Phosphodiesterase 5 Inhibition Limits Doxorubicin-induced Heart Failure by Attenuating Protein Kinase G Iα Oxidation

• Published in: The Journal of biological chemistry Vol. 291; no. 33; pp. 17427 - 17436
• Main Authors: Prysyazhna, Oleksandra, Burgoyne, Joseph Robert, Scotcher, Jenna, Grover, Steven, Kass, David, Eaton, Philip
• Format: Journal Article
• Language: English
• Published: United States Elsevier Inc 12.08.2016; American Society for Biochemistry and Molecular Biology
• Subjects: Animals; apoptosis; Cardiomegaly - chemically induced; Cardiomegaly - enzymology; Cardiomegaly - genetics; Cardiomegaly - prevention & control; cardiomyopathy; Cyclic GMP - genetics; Cyclic GMP - metabolism; Cyclic GMP-Dependent Protein Kinase Type I - antagonists & inhibitors; Cyclic GMP-Dependent Protein Kinase Type I - genetics; Cyclic GMP-Dependent Protein Kinase Type I - metabolism; Cyclic Nucleotide Phosphodiesterases, Type 5 - genetics; Cyclic Nucleotide Phosphodiesterases, Type 5 - metabolism; Disulfides - metabolism; Doxorubicin - adverse effects; Doxorubicin - pharmacology; heart failure; Heart Failure - chemically induced; Heart Failure - enzymology; Heart Failure - genetics; Heart Failure - prevention & control; Mice; Mice, Mutant Strains; Molecular Bases of Disease; Oxidation-Reduction; oxidative stress; Phosphodiesterase 5 Inhibitors - pharmacology; phosphodiesterases; protein kinase G (PKG); rho-Associated Kinases - genetics; rho-Associated Kinases - metabolism; Second Messenger Systems - drug effects; Second Messenger Systems - genetics; Tadalafil - pharmacology; phosphodiesterases; heart failure; apoptosis; cardiomyopathy; oxidative stress; protein kinase G (PKG)
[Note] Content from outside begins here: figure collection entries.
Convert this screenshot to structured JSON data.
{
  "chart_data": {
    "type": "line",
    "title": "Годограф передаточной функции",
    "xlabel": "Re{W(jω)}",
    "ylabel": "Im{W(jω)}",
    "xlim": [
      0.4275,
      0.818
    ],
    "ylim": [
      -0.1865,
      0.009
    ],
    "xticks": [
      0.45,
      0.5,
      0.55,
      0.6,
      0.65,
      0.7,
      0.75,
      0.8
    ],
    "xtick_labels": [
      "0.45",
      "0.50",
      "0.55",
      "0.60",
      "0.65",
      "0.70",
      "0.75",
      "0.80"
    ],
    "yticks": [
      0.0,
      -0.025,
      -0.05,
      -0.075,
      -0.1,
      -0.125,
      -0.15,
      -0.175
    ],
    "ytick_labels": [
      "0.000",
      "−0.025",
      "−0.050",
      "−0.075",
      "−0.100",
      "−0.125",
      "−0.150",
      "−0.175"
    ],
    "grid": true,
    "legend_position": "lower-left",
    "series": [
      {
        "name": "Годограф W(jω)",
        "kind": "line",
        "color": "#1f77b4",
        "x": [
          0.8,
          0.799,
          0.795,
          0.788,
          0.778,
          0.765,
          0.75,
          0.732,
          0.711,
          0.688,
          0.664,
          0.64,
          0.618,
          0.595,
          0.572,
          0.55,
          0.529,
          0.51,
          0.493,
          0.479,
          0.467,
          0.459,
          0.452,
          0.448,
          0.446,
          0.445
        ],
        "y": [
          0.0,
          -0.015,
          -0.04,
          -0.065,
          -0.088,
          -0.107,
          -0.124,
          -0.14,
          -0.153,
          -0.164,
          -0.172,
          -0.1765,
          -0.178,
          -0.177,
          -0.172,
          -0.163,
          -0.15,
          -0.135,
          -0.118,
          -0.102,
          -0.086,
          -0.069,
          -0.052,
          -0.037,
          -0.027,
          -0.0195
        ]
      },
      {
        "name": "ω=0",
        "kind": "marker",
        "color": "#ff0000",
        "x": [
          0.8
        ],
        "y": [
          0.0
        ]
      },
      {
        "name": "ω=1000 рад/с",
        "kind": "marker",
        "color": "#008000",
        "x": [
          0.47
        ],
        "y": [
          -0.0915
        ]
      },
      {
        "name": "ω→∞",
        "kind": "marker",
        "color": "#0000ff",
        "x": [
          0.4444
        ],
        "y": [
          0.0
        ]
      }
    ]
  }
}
• ISSN: 0021-9258; 1083-351X
• DOI: 10.1074/jbc.M116.724070

Phosphodiesterase 5 (PDE5) inhibitors limit myocardial injury caused by stresses, including doxorubicin chemotherapy. cGMP binding to PKG Iα attenuates oxidant-induced disulfide formation. Because PDE5 inhibition elevates cGMP and protects from doxorubicin-induced injury, we reasoned that this may be because it limits PKG Iα disulfide formation. To investigate the role of PKG Iα disulfide dimerization in the development of apoptosis, doxorubicin-induced cardiomyopathy was compared in male wild type (WT) or disulfide-resistant C42S PKG Iα knock-in (KI) mice. Echocardiography showed that doxorubicin treatment caused loss of myocardial tissue and depressed left ventricular function in WT mice. Doxorubicin also reduced pro-survival signaling and increased apoptosis in WT hearts. In contrast, KI mice were markedly resistant to the dysfunction induced by doxorubicin in WTs. In follow-on experiments the influence of the PDE5 inhibitor tadalafil on the development of doxorubicin-induced cardiomyopathy in WT and KI mice was investigated. In WT mice, co-administration of tadalafil with doxorubicin reduced PKG Iα oxidation caused by doxorubicin and also protected against cardiac injury and loss of function. KI mice were again innately resistant to doxorubicin-induced cardiotoxicity, and therefore tadalafil afforded no additional protection. Doxorubicin decreased phosphorylation of RhoA (Ser-188), stimulating its GTPase activity to activate Rho-associated protein kinase (ROCK) in WTs. These pro-apoptotic events were absent in KI mice and were attenuated in WTs co-administered tadalafil. PKG Iα disulfide formation triggers cardiac injury, and this initiation of maladaptive signaling can be blocked by pharmacological therapies that elevate cGMP, which binds kinase to limit its oxidation.